North Carolina resident Frances Marshall endured more than two years’ worth of harassing calls from debt collectors, according to reports this month, despite the fact that she never had any debt to begin with.

The best thing you can do if you feel you’re being harassed is to file a complaint with either the FTC, the Consumer Financial Protection Bureau (CFPB), or both.

The FTC has a handy guide on what to do when debt collectors contact you, including a full list of your rights under the Fair Debt Collection Practices Act. If you’re a target, you can protect  yourself by understanding what debt collectors are and are not allowed to do.

For example, debt collectors aren’t allowed to phone you after 9 p.m. unless you expressly tell them so. They also aren’t allowed to call you at work if you tell them not to. And no, they can’t actually throw you in jail, either.

By far the biggest myth about calls and letters from debt collectors is that you have to put up with them at all. Once you’ve been alerted about your past due debt, you can ask the collector to stop contacting you, even if you haven’t paid your balance.

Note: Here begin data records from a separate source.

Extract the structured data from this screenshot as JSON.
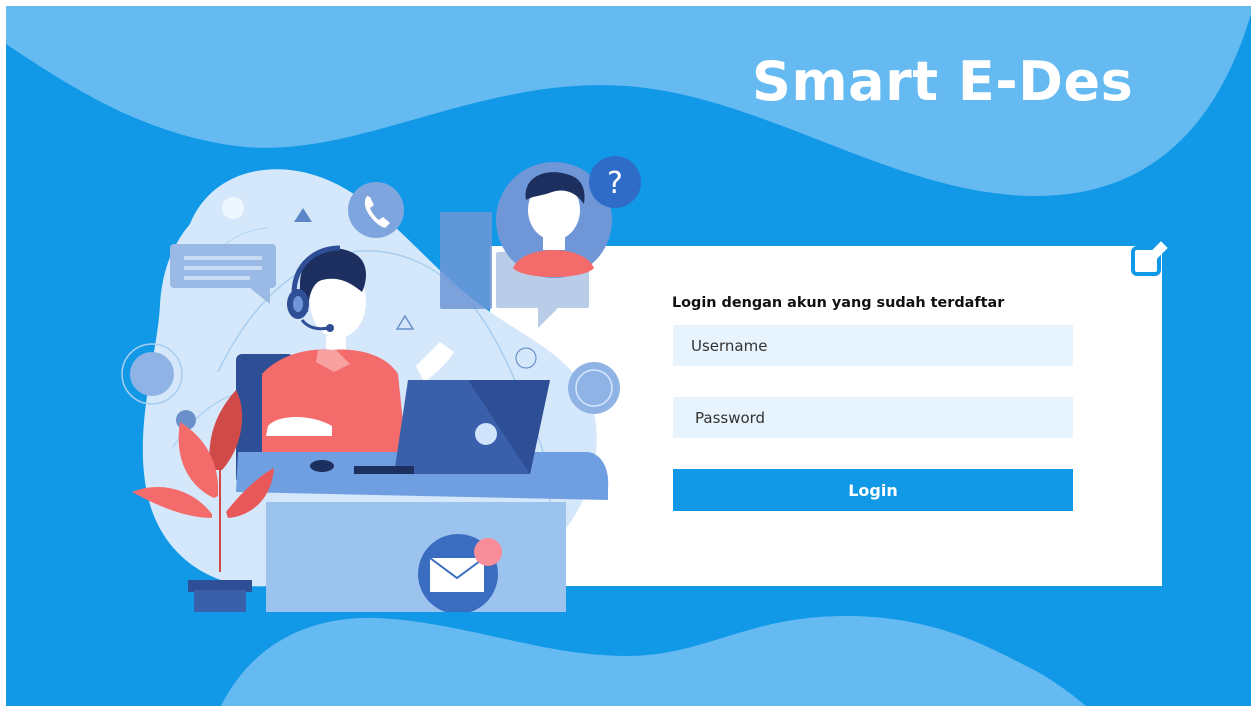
{
  "app": {
    "title": "Smart E-Des"
  },
  "login": {
    "heading": "Login dengan akun yang sudah terdaftar",
    "username": {
      "placeholder": "Username",
      "value": ""
    },
    "password": {
      "placeholder": "Password",
      "value": ""
    },
    "submit_label": "Login"
  },
  "icons": {
    "edit": "edit-icon",
    "phone": "phone-icon",
    "question": "question-icon",
    "mail": "mail-icon",
    "laptop": "laptop-icon",
    "headset": "headset-icon",
    "chat_bubble": "chat-bubble-icon",
    "plant": "plant-icon"
  },
  "colors": {
    "background": "#1199e8",
    "wave": "#66baf2",
    "card": "#ffffff",
    "input_background": "#e8f4fd",
    "button": "#1199e8",
    "button_text": "#ffffff",
    "title_text": "#ffffff",
    "heading_text": "#111111",
    "accent_red": "#f36b6b"
  }
}
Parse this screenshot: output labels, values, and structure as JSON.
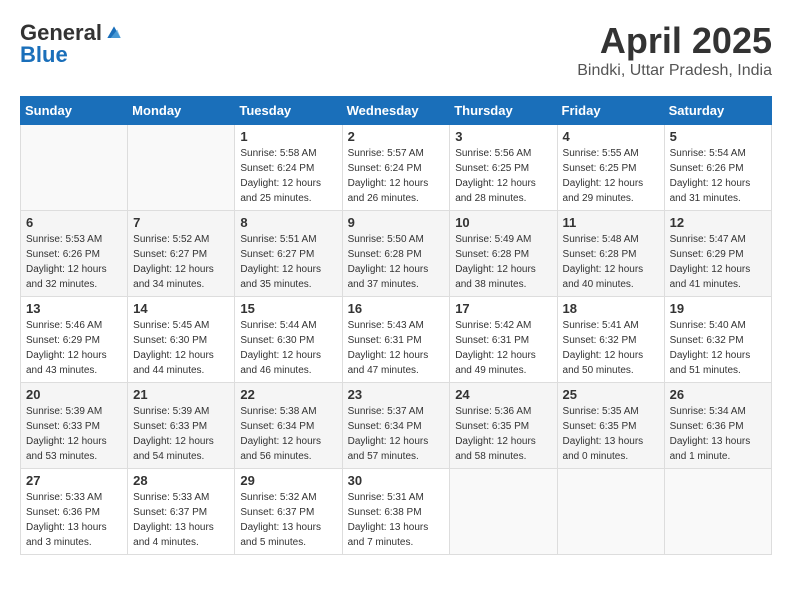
{
  "header": {
    "logo_general": "General",
    "logo_blue": "Blue",
    "month_title": "April 2025",
    "location": "Bindki, Uttar Pradesh, India"
  },
  "days_of_week": [
    "Sunday",
    "Monday",
    "Tuesday",
    "Wednesday",
    "Thursday",
    "Friday",
    "Saturday"
  ],
  "weeks": [
    [
      {
        "day": "",
        "info": ""
      },
      {
        "day": "",
        "info": ""
      },
      {
        "day": "1",
        "info": "Sunrise: 5:58 AM\nSunset: 6:24 PM\nDaylight: 12 hours and 25 minutes."
      },
      {
        "day": "2",
        "info": "Sunrise: 5:57 AM\nSunset: 6:24 PM\nDaylight: 12 hours and 26 minutes."
      },
      {
        "day": "3",
        "info": "Sunrise: 5:56 AM\nSunset: 6:25 PM\nDaylight: 12 hours and 28 minutes."
      },
      {
        "day": "4",
        "info": "Sunrise: 5:55 AM\nSunset: 6:25 PM\nDaylight: 12 hours and 29 minutes."
      },
      {
        "day": "5",
        "info": "Sunrise: 5:54 AM\nSunset: 6:26 PM\nDaylight: 12 hours and 31 minutes."
      }
    ],
    [
      {
        "day": "6",
        "info": "Sunrise: 5:53 AM\nSunset: 6:26 PM\nDaylight: 12 hours and 32 minutes."
      },
      {
        "day": "7",
        "info": "Sunrise: 5:52 AM\nSunset: 6:27 PM\nDaylight: 12 hours and 34 minutes."
      },
      {
        "day": "8",
        "info": "Sunrise: 5:51 AM\nSunset: 6:27 PM\nDaylight: 12 hours and 35 minutes."
      },
      {
        "day": "9",
        "info": "Sunrise: 5:50 AM\nSunset: 6:28 PM\nDaylight: 12 hours and 37 minutes."
      },
      {
        "day": "10",
        "info": "Sunrise: 5:49 AM\nSunset: 6:28 PM\nDaylight: 12 hours and 38 minutes."
      },
      {
        "day": "11",
        "info": "Sunrise: 5:48 AM\nSunset: 6:28 PM\nDaylight: 12 hours and 40 minutes."
      },
      {
        "day": "12",
        "info": "Sunrise: 5:47 AM\nSunset: 6:29 PM\nDaylight: 12 hours and 41 minutes."
      }
    ],
    [
      {
        "day": "13",
        "info": "Sunrise: 5:46 AM\nSunset: 6:29 PM\nDaylight: 12 hours and 43 minutes."
      },
      {
        "day": "14",
        "info": "Sunrise: 5:45 AM\nSunset: 6:30 PM\nDaylight: 12 hours and 44 minutes."
      },
      {
        "day": "15",
        "info": "Sunrise: 5:44 AM\nSunset: 6:30 PM\nDaylight: 12 hours and 46 minutes."
      },
      {
        "day": "16",
        "info": "Sunrise: 5:43 AM\nSunset: 6:31 PM\nDaylight: 12 hours and 47 minutes."
      },
      {
        "day": "17",
        "info": "Sunrise: 5:42 AM\nSunset: 6:31 PM\nDaylight: 12 hours and 49 minutes."
      },
      {
        "day": "18",
        "info": "Sunrise: 5:41 AM\nSunset: 6:32 PM\nDaylight: 12 hours and 50 minutes."
      },
      {
        "day": "19",
        "info": "Sunrise: 5:40 AM\nSunset: 6:32 PM\nDaylight: 12 hours and 51 minutes."
      }
    ],
    [
      {
        "day": "20",
        "info": "Sunrise: 5:39 AM\nSunset: 6:33 PM\nDaylight: 12 hours and 53 minutes."
      },
      {
        "day": "21",
        "info": "Sunrise: 5:39 AM\nSunset: 6:33 PM\nDaylight: 12 hours and 54 minutes."
      },
      {
        "day": "22",
        "info": "Sunrise: 5:38 AM\nSunset: 6:34 PM\nDaylight: 12 hours and 56 minutes."
      },
      {
        "day": "23",
        "info": "Sunrise: 5:37 AM\nSunset: 6:34 PM\nDaylight: 12 hours and 57 minutes."
      },
      {
        "day": "24",
        "info": "Sunrise: 5:36 AM\nSunset: 6:35 PM\nDaylight: 12 hours and 58 minutes."
      },
      {
        "day": "25",
        "info": "Sunrise: 5:35 AM\nSunset: 6:35 PM\nDaylight: 13 hours and 0 minutes."
      },
      {
        "day": "26",
        "info": "Sunrise: 5:34 AM\nSunset: 6:36 PM\nDaylight: 13 hours and 1 minute."
      }
    ],
    [
      {
        "day": "27",
        "info": "Sunrise: 5:33 AM\nSunset: 6:36 PM\nDaylight: 13 hours and 3 minutes."
      },
      {
        "day": "28",
        "info": "Sunrise: 5:33 AM\nSunset: 6:37 PM\nDaylight: 13 hours and 4 minutes."
      },
      {
        "day": "29",
        "info": "Sunrise: 5:32 AM\nSunset: 6:37 PM\nDaylight: 13 hours and 5 minutes."
      },
      {
        "day": "30",
        "info": "Sunrise: 5:31 AM\nSunset: 6:38 PM\nDaylight: 13 hours and 7 minutes."
      },
      {
        "day": "",
        "info": ""
      },
      {
        "day": "",
        "info": ""
      },
      {
        "day": "",
        "info": ""
      }
    ]
  ]
}
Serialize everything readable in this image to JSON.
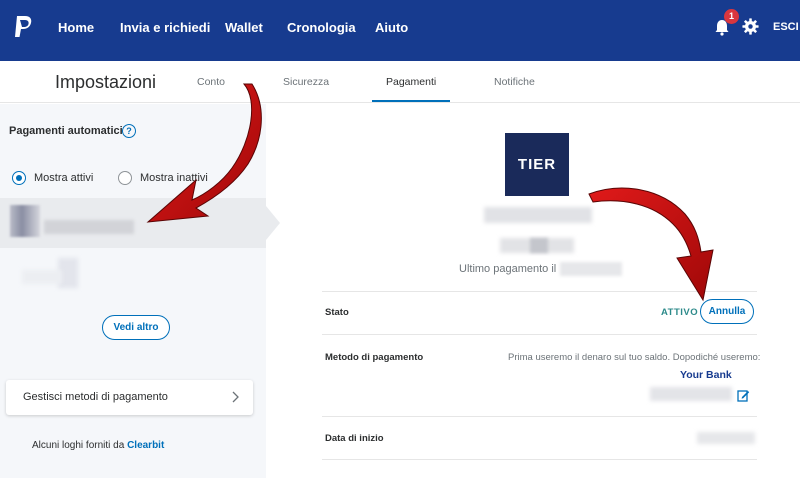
{
  "nav": {
    "items": [
      "Home",
      "Invia e richiedi",
      "Wallet",
      "Cronologia",
      "Aiuto"
    ],
    "notifications_count": "1",
    "logout_label": "ESCI"
  },
  "subnav": {
    "title": "Impostazioni",
    "tabs": [
      "Conto",
      "Sicurezza",
      "Pagamenti",
      "Notifiche"
    ],
    "active_tab": "Pagamenti"
  },
  "left_panel": {
    "title": "Pagamenti automatici",
    "help_icon": "?",
    "filters": [
      {
        "label": "Mostra attivi",
        "selected": true
      },
      {
        "label": "Mostra inattivi",
        "selected": false
      }
    ],
    "see_more_label": "Vedi altro",
    "manage_label": "Gestisci metodi di pagamento",
    "credits_prefix": "Alcuni loghi forniti da",
    "credits_brand": "Clearbit"
  },
  "detail": {
    "merchant_logo_text": "TIER",
    "last_payment_label": "Ultimo pagamento il",
    "status_label": "Stato",
    "status_value": "ATTIVO",
    "cancel_label": "Annulla",
    "method_label": "Metodo di pagamento",
    "method_text": "Prima useremo il denaro sul tuo saldo. Dopodiché useremo:",
    "bank_name": "Your Bank",
    "start_date_label": "Data di inizio"
  },
  "colors": {
    "brand_navy": "#173b8f",
    "link_blue": "#0070ba",
    "status_teal": "#2c8a8a",
    "arrow_red": "#d01010"
  }
}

You just have to do it in writing. The CFPB makes that easy, with a list of sample letters you can use to get collectors off your back. And you should keep a log of your interactions with collectors, including copies of any letters and emails, and notes from phone calls.

Of course, none of this will erase your debt. Once debt goes into collections, it can stay on your credit report anywhere from five to seven years, limiting your chances of getting approved for new credit, not to mention the heavy blow it will deal your credit score. You can improve your odds at getting approved for loans by settling your debts, but it’s next to impossible to get them removed once they show up on you credit report.

You can dispute debts on your credit report and get them removed if you think they are erroneous. Check your credit report at annualcreditreport.com at least once a year to make sure you don’t have any unwarranted collections notices. Then file a dispute using each credit bureau’s dispute submission form.